Charles Shyer had some success updating Father of the Bride, but his Alfie redo was a dismally anachronistic affair, transposing Michael Caine's swinger from '60s London to New York in the aughts, as if nothing in the ensuing forty sociopolitical years had transpired. Strictly for fans of Sienna Miller's bosoms.

3. Poseidon (2006)

Remake of The Poseidon Adventure (1972)

Proving no amount of special effects could capsize the simple pleasures of

Shelley Winters doing the breaststroke, Wolfgang Petersen's Poseidon Adventure remake lacked even a basic understanding of the cheesy-yet-satisfying character development that makes any good disaster flick stick. Predictably, it sunk at the box office.

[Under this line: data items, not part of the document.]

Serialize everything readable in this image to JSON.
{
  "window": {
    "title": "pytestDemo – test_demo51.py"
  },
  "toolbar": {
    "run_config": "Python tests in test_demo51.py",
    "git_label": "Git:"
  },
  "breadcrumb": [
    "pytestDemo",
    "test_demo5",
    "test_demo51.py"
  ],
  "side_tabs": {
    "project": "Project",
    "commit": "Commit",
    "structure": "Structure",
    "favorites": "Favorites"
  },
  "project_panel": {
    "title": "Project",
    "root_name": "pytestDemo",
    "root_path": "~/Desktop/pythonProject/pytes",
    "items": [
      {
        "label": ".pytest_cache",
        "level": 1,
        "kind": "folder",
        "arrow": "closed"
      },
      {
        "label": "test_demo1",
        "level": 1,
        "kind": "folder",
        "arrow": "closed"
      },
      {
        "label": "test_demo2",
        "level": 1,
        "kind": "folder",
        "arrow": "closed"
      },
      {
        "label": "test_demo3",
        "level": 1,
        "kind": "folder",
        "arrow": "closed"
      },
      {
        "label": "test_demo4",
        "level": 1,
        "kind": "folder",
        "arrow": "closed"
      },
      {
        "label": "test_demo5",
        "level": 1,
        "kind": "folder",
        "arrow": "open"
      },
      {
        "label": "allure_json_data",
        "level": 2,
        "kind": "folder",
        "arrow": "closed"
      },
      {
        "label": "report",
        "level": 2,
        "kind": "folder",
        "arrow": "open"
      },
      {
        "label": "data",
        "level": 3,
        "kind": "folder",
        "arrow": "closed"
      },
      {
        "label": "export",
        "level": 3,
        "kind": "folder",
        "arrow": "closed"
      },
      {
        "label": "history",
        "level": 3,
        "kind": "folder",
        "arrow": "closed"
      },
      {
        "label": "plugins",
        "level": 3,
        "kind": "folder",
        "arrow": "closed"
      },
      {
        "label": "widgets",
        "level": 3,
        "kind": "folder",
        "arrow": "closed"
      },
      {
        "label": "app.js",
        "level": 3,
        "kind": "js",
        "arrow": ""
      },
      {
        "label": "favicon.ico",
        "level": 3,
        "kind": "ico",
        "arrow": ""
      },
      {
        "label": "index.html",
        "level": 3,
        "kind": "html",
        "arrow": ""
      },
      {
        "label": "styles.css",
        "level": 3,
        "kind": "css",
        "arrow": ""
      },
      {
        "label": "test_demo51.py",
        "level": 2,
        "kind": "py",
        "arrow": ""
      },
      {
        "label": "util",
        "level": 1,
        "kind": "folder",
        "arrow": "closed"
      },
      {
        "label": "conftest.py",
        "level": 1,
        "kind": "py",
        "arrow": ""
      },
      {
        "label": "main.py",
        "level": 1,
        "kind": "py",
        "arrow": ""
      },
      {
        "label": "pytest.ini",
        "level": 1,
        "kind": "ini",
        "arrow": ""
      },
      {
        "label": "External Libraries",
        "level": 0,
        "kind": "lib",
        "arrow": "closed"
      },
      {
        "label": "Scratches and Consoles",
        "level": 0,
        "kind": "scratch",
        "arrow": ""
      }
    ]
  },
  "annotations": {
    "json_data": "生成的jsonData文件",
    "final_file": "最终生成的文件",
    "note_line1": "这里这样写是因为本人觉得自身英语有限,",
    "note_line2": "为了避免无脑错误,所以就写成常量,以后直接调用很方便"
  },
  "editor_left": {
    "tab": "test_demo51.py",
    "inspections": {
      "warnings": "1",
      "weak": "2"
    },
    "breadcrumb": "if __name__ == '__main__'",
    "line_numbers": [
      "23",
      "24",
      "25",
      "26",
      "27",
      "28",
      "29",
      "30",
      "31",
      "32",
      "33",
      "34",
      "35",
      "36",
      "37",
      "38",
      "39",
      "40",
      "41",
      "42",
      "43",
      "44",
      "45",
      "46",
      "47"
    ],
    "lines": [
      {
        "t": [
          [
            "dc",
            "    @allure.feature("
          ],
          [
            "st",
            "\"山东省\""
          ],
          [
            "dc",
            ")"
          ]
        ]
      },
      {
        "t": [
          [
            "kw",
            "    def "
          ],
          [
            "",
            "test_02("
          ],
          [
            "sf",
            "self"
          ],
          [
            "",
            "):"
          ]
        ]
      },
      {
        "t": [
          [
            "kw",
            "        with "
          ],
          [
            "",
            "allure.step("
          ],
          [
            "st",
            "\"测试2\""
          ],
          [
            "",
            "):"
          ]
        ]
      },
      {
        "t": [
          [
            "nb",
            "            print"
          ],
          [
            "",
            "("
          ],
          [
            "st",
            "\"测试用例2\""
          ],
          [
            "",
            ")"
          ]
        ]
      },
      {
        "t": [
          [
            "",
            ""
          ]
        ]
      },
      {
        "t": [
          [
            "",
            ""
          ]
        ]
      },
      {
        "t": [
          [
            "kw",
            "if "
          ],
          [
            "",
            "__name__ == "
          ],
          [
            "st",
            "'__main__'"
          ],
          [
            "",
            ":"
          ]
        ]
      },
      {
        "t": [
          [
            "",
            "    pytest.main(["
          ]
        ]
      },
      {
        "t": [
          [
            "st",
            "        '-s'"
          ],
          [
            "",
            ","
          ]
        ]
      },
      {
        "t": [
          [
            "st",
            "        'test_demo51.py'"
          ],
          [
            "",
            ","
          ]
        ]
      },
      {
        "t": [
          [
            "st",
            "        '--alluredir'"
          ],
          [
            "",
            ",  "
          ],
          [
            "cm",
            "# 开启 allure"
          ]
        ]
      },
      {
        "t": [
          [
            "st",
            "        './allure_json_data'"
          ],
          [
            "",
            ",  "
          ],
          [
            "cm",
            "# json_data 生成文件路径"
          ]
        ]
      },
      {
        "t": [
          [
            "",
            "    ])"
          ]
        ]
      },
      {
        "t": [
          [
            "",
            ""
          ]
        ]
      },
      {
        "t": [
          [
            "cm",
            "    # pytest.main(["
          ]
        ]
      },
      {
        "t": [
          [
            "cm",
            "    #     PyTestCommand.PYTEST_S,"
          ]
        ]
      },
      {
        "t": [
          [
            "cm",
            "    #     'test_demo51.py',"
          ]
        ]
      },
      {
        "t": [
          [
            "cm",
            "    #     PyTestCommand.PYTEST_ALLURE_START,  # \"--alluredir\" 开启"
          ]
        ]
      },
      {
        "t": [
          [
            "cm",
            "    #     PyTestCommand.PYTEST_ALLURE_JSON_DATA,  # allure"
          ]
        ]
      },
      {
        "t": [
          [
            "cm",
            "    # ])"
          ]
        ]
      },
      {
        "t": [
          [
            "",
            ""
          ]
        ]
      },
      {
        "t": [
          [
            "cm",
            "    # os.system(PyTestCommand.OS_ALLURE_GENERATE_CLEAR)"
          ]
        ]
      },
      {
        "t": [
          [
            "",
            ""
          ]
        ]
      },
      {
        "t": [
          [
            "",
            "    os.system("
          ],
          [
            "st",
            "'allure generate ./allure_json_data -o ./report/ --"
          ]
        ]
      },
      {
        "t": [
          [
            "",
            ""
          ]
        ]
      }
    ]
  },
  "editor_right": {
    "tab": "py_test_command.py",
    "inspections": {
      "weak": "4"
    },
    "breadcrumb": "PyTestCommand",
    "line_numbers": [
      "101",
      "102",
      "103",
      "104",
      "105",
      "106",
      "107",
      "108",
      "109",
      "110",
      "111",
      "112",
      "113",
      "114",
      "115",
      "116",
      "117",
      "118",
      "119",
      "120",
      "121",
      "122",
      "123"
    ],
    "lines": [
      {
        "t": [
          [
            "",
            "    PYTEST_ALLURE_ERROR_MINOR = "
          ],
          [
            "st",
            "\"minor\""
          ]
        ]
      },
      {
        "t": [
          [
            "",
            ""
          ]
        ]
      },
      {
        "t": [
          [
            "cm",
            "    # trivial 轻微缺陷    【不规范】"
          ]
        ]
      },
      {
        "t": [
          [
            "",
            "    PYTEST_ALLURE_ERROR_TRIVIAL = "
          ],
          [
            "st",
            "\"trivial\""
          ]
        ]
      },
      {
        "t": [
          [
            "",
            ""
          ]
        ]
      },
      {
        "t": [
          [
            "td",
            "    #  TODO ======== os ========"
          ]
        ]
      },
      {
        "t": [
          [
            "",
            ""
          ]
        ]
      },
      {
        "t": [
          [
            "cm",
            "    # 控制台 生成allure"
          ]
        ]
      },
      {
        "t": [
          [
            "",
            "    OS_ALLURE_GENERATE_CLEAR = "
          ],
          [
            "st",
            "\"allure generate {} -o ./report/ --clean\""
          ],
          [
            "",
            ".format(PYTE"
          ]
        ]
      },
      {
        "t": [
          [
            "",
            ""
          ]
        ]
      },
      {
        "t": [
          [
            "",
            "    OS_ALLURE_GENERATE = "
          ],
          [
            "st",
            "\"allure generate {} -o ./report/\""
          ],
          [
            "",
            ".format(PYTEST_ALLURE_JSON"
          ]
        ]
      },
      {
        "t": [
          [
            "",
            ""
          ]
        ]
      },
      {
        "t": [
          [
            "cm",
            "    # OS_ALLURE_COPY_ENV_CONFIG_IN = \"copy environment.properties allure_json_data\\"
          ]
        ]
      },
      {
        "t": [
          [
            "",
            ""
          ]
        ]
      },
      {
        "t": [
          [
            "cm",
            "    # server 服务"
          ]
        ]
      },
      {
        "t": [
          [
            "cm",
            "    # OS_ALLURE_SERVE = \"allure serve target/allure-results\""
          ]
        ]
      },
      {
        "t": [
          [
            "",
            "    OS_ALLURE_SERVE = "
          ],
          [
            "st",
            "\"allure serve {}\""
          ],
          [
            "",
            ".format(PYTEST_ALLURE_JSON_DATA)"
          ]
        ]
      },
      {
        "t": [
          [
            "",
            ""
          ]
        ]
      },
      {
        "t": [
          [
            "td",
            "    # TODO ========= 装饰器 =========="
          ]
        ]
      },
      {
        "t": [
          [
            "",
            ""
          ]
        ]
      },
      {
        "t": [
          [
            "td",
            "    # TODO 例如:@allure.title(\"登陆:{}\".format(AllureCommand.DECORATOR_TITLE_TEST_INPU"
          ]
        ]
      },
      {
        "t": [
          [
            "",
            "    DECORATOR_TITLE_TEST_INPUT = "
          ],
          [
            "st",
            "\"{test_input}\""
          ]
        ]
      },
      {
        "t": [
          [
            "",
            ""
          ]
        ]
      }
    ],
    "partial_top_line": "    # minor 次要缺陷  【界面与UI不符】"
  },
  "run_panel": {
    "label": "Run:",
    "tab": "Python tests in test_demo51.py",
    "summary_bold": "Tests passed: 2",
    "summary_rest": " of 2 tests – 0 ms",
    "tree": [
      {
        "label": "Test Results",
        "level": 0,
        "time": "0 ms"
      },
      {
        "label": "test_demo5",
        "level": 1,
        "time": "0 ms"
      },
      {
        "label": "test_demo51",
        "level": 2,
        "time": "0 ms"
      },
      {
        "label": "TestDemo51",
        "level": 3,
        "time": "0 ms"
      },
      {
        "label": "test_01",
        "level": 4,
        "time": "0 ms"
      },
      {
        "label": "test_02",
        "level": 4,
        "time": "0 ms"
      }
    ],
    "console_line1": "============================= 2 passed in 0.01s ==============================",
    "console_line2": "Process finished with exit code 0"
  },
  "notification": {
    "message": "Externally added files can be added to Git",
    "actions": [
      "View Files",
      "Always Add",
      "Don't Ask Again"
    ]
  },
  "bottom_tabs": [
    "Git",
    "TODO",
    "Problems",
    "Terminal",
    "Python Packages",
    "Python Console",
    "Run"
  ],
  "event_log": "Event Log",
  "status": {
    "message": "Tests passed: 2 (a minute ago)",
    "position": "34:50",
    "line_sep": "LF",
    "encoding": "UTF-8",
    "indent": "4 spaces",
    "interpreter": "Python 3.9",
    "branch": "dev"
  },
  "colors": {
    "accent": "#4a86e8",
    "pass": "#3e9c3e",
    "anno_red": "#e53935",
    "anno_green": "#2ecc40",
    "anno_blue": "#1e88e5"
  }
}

2. The Stepford Wives (2004)

Remake of The Stepford Wives (1975)

O hai, Nicole. Another body-snatching thriller gone terribly, terribly wrong, this one saw director Frank Oz pairing Kidman with Matthew Broderick, working off a campy script by Paul Rudnick that turned the original's arch commentary on female herd mentality into an all-out zinger-fest. No one laughed, no one cared.

1. The Women (2008)

Remake of The Women (1939)

Seeming more like a misogynist propaganda newsreel than an homage to the classic, if dated, catfight royale that was the 1939 original, Diane English's hysterical, unfocused and yappy film did none of its cast, or its sex, any favors.

And the grand prize winner ...

Grand Prize Winner: Swept Away (2002)

Remake of Swept Away (1975)

It would be hard to really imagine, after having emerged from the exercise in sadism that is Guy Ritchie's Swept Away, that the director would have ever been given the greenlight to produce a big-budget studio production ever again. And yet here we are, on the eve of Sherlock Holmes' global release, and the acrid stench of Madonna's turn as a shipwrecked spoiled brat who falls for a macho deckhand somehow still lingers. Who says Hollywood is unforgiving?